In college, I became a Latin American enthusiast. I took a few Spanish classes, went to Latin clubs, went to any cultural events at school. It was bachata and the food! Just sucked me right in!
I remember a group a friends and I were talking about actors and football players that were attractive. Before I could even put my opinion in, I was shut down at the door!
“You know Sha-Rih love up the hispanics.”
“You even like black men?”
“She probably prefer light-skinned guys”
“You know Sha-Rih isn’t black”
Now, I honestly took offense to those comments. It was the first time in my life that I felt hurt by a person’s comment. Especially since I considered them my friends. I knew they were just joking because they’ve seen my past boyfriends. They were all black guys. But is it such a crime to like men from another race. Last time I checked isn’t it about the love.

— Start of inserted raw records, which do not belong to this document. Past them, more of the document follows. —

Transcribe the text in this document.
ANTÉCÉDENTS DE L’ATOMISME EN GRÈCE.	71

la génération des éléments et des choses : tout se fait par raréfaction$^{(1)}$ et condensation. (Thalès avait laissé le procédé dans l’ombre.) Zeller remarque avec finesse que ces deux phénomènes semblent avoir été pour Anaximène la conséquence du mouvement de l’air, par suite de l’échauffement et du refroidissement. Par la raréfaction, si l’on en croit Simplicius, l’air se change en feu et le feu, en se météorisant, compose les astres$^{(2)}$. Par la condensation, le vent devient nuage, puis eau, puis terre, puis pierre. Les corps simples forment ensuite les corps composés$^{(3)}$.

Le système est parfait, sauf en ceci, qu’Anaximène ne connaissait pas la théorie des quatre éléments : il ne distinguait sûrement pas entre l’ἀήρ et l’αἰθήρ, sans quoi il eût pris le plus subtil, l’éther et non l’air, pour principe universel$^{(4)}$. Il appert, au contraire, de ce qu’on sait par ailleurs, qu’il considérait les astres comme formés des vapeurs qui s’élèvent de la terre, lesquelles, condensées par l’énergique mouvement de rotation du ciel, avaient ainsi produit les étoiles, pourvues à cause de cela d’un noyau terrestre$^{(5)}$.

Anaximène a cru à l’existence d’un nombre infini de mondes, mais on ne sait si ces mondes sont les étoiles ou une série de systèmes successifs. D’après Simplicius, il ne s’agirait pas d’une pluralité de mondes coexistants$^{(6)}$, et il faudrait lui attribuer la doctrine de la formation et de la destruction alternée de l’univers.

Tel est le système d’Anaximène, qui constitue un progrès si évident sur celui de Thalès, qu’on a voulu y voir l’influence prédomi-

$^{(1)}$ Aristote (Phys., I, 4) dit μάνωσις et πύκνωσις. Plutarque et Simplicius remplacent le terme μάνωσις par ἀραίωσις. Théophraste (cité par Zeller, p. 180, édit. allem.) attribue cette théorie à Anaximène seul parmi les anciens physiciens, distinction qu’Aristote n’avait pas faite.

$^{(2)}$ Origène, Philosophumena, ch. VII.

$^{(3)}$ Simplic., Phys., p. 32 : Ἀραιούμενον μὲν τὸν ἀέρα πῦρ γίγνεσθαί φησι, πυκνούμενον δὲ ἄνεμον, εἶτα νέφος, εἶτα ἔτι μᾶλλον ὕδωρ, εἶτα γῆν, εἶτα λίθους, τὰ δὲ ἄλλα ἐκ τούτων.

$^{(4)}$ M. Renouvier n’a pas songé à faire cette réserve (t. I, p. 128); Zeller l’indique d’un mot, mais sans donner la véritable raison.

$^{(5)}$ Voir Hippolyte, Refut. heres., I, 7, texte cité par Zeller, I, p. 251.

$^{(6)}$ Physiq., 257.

I’ve recently started to learn both Korean & Japanese languages. I’ve always like kdramas & anime. So I thought why not learn the language. This was the HOBBY ADD syndrome.
For those new to my blog; HOBBY ADD; Hobby Attention Deficit Disorder; having multiple things that I’m interested in doing and always being skilled up to the beginner level until I find a new hobby.
Now, I go hardcore when I’m dedicated to learning something new. And I get so much shit from my friends.
“ching chung yun”
*Asian walks by with a group of my friend* “Mr Chin, this girl like you”
I’m annoyed for multiple reasons because I don’t think ignorance is anything to be proud of. This is not only with my black friends. All race of people have preconceived notions about a next group of people and make fun or use racial slurs about each other.
I’ve never denied my black heritage or felt ashamed to be black. So I feel insulted when a person belittles me as if there are set guide lines that makes a person black. I love myself and I love my skin. So I shouldn’t be treated differently as a black person because I stray from the norm.